El mal y los problemas que acarrea han llamado la atención del ser humano desde los tiempos más remotos.
El Zeitgeist de cada generación -el espíritu de la época- tiñe nuestra percepción de lo que es el bien y lo que es el mal. Entre los pueblos aborígenes -que han permanecido prácticamente inalterados desde la Edad de
Piedra - el mal siempre ha estado asociado a la oscuridad y la noche. La vida cotidiana de esos pueblos -para quienes el mal sólo acecha amenazadoramente en la oscuridad de la noche- está impregnada de creencias supersticiosas asociadas literal y simbólicamente con la idea de la sombra.

En su clásico El Doble, Otto Rank pasa revista a algunas de las formas mediante las cuales internalizados nuestra sombra como una expresión elocuente del pacto que establece el alma del ser humano con el problema del bien y el mal. En ese libro Rank estudia detalladamente la forma en la que los pueblos nativos regulan de modo ritual sus relaciones con la sombra a través de las tradiciones y del tabú.
En el Antiguo. Egipto el mal era deificado con la figura de Set, el hermano oscuro de Osiris. Set personificaba el árido desierto, la causa de todas las sequías y plagas que azotaban a la floreciente cultura del fértil valle del Nilo. En la mitología persa, por su parte, la vida era simbolizada como una batalla entre Ahura-Mazda, que representaba la fuerza de la vida, portadora de luz y de verdad, y Ahriman, que representaba la fuerza de la maldad colectiva, el señor de la oscuridad, de la mentira, la enfermedad y la muerte.

La cultura hindú prevalente en todo el subcontinente indio considera que el mal transpersonal forma parte de la continua transformación de la única substancia divina, la energía vital. Según el erudito Heinrich Zimmer el mal forma parte integral del ciclo kármico de causa y efecto. Los hindúes creen que su felicidad o su desdicha dependen de sus acciones y de las intenciones que las mueven. Según un relato hindú «el bien y el mal se alternan en incesante ciclo. Por con siguiente, el sabio no se identifica con el bien ni con el mal. El sabio no está ligado absolutamente a nada».

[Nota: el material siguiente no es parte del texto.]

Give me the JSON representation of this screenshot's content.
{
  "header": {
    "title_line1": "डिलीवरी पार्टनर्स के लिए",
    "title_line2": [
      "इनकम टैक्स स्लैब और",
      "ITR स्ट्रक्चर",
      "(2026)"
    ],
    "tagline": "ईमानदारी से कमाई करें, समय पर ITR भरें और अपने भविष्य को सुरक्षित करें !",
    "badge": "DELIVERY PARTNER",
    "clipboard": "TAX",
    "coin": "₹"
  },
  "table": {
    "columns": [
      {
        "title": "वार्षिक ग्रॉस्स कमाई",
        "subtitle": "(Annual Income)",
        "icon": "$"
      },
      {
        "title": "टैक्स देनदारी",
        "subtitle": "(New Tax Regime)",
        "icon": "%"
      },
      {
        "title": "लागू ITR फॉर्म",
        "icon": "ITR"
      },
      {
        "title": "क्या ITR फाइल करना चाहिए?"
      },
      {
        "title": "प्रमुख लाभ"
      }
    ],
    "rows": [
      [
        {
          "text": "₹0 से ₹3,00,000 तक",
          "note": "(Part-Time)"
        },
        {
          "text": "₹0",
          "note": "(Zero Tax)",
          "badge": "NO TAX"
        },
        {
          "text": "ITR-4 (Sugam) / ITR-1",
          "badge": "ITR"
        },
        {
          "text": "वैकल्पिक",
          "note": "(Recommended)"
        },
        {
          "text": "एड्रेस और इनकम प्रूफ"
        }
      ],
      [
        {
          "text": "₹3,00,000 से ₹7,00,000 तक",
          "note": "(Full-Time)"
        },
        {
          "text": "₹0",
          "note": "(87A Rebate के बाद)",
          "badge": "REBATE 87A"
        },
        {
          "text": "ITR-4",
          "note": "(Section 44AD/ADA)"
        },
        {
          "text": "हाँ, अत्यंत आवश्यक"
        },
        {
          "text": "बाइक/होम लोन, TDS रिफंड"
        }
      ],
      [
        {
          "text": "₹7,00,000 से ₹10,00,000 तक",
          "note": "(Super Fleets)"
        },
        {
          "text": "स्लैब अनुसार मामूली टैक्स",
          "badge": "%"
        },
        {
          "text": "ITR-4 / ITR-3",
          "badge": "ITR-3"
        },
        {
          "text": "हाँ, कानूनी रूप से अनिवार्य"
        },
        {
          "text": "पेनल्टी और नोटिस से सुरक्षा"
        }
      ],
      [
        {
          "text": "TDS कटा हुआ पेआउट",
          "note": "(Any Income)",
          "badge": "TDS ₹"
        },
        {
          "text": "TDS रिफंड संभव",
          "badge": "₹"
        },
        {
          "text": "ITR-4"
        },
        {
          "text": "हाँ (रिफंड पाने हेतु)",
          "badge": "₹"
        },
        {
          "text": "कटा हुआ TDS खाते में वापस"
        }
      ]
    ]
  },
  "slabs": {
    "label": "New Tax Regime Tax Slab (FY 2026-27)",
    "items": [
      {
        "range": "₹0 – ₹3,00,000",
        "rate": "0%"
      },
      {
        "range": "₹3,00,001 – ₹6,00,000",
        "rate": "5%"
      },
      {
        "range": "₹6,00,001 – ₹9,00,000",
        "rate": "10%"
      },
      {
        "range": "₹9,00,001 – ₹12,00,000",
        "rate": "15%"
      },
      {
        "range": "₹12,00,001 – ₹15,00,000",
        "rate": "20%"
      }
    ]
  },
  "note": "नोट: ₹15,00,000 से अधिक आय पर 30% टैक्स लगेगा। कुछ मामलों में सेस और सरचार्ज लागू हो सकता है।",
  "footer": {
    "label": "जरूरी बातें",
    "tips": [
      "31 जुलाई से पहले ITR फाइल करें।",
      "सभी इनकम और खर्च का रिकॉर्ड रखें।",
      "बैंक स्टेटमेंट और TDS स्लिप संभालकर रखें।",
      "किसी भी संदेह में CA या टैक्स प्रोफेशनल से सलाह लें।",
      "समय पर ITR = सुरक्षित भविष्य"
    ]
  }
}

El pensamiento occidental, por su parte, se sustenta en los aleccionadores relatos de la Biblia  judeocristiana y en la mitología griega. Toda nuestra cultura se halla impregnada con imágenes procedentes del drama del Antiguo Testamento, la historia de un pueblo guiado por la conciencia que sostuvo un privilegiado diálogo con su Creador. Las parábolas de Jesús y la parafernalia que acompaña a Satán -el ángel de las tinieblas- nos proporcionan los símbolos fundamentales para comprender la maldad humana.
Para la mitología griega, en cambio, el mal colectivo es una creación divina. Todos los dioses del panteón olímpico -desde el más prominente hasta el más insignificante- presentan una extraordinaria correspondencia psicológica con nuestro mundo de hubris y de sombras. Se trata de fuerzas arquetípicas, de fenómenos reales y palpables que se originan más allá del mundo de causas y efectos pero que se manifiestan entre los seres humanos. En los grandes mitos griegos el mal es una fuerza preexistente con la que deben contar los mortales.

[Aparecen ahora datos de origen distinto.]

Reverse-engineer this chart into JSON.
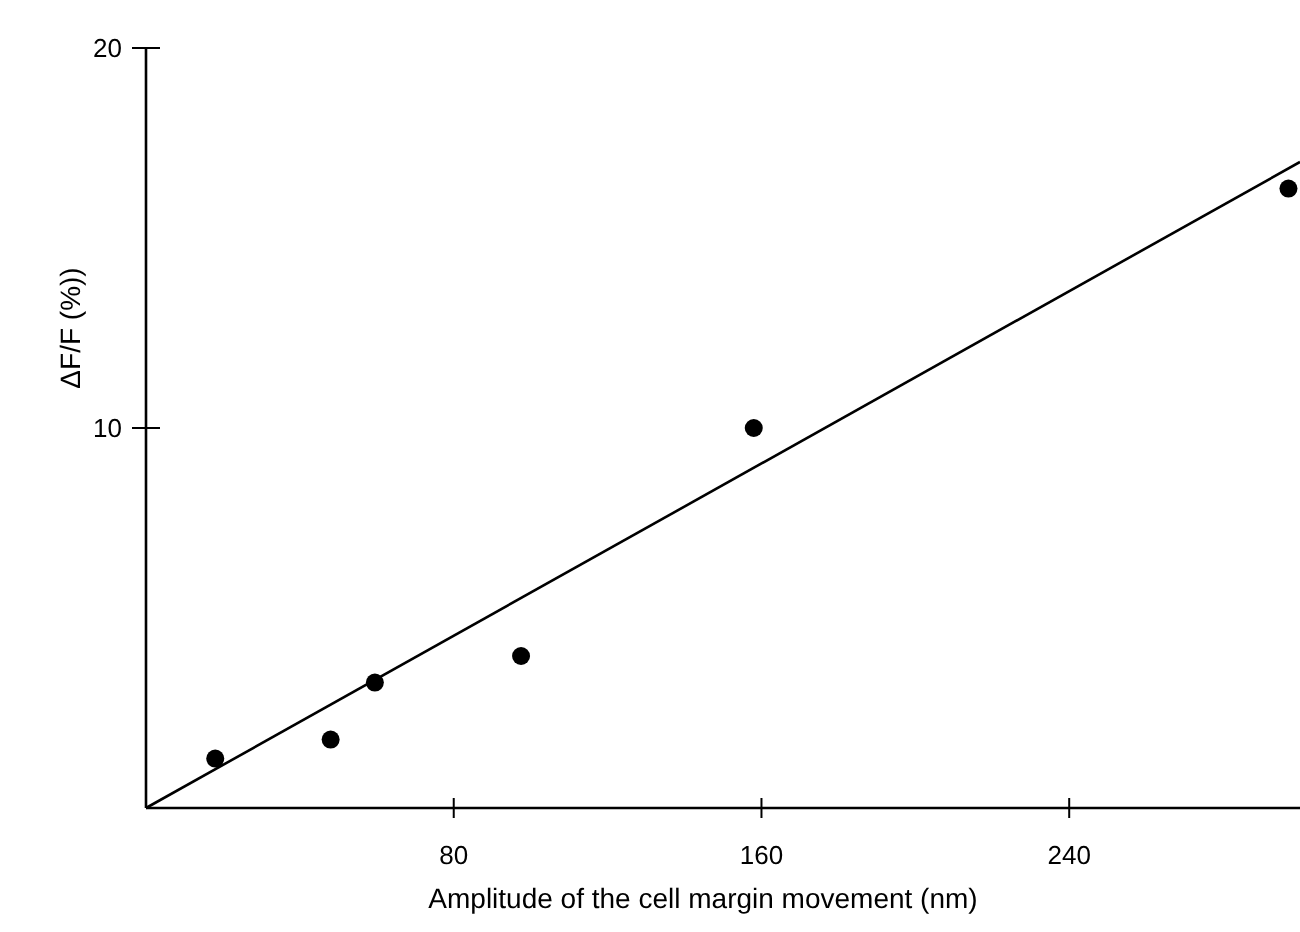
{
  "chart_data": {
    "type": "scatter",
    "xlabel": "Amplitude of the cell margin movement (nm)",
    "ylabel": "ΔF/F (%))",
    "xlim": [
      0,
      300
    ],
    "ylim": [
      0,
      20
    ],
    "xticks": [
      80,
      160,
      240
    ],
    "yticks": [
      10,
      20
    ],
    "grid": false,
    "series": [
      {
        "color": "#000000",
        "marker": "circle",
        "x": [
          18,
          48,
          59.5,
          97.5,
          158,
          297
        ],
        "values": [
          1.3,
          1.8,
          3.3,
          4.0,
          10.0,
          16.3
        ]
      },
      {
        "type": "line",
        "color": "#000000",
        "marker": "none",
        "x": [
          0,
          300
        ],
        "values": [
          0,
          17
        ]
      }
    ]
  }
}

Repasemos ahora la historia de Pandora, cuya curiosidad fue, según la mitología griega, la causa de todas las desgracias que aquejan al ser humano: El gran Zeus, poderoso señor de los cielos y gobernador de todos los dioses, encolerizado con Prometeo por haber robado el fuego de los dioses, dijo así: «Tu arte es más sabio que el de todos nosotros, te regocijas de haberme engañado y de haber robado el fuego. Esto te perjudicará a tí y a todos los seres humanos porque mi venganza hará caer sobre ellos todos los males rodeando con amor su propio dolor».
Siguiendo las órdenes de Zeus, Hefesto, el herrero de los dioses, construyó con arcilla una inocente doncella a imagen de la hermosa Afrodita, diosa del amor. Esta figura femenina, predecesora de todos los mortales, fue bautizada con el nombre de Pandora («la rica en dones»). Cuando Atenea la adornó con cualidades casi divinas Pandora era encantadora. La indignación de los Olímpicos con el engaño de Prometeo era tal que todos los dioses y diosas participaron en la venganza. El mismo Zeus resolvió proporcionar a Pandora una curiosidad insaciable y luego le regaló una caja cerrada de arcilla con la advertencia de que jamás debía abrirla.

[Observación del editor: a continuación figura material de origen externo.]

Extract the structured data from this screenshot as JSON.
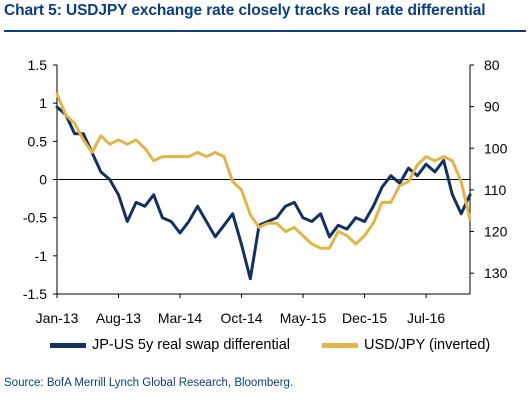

Prometeo -sabedor de los ponzoñosos regalos de los dioses había advertido a su hermano Epimeteo que no aceptara ningún regalo de ellos. Pero cuando Hermes, el mensajero de los dioses, le obsequió a Pandora, Epimeteo no pudo resistir los encantos de la hermosa mujer y aceptó. De este modo Pandora llegó a vivir entre los mortales.
No pasó mucho tiempo antes de que Pandora sucumbiera a su curiosidad, abriera la caja y liberara, de ese modo, a todos los infortunios -desconocidos hasta entonces- que desde ese momento afligen a la humanidad. Entonces cerró nuevamente la caja a tiempo todavía de mantener dentro a la Esperanza, pero ya era tarde porque todas las numerosas calamidades de la caja se habían diseminado por toda la tierra. Ese fue el origen de la vejez y de la muerte que completó la separación entre los seres humanos y los dioses inmortales.

A veces no vemos los males del mundo, pero en otras, en cambio, los descubrimos con aterradora lucidez. Carl Kerenyi ha explicado la actitud de Epimeteo en el mito de Pandora diciendo que la naturaleza humana acepta los regalos y sólo después percibe el mal. Nosotros percibimos el mal como un conflicto entre lo que esperamos de la vida y lo que ésta realmente es. Nuestra entusiasta visión del mundo nos ciega a la visión de lo negativo pero esta ignorancia tiene importantes consecuencias. De este modo permanecemos inconscientes de la realidad del mal y esta ingenuidad puede explicar gran parte de las abominaciones realizadas por los seres humanos en nombre de una causa noble.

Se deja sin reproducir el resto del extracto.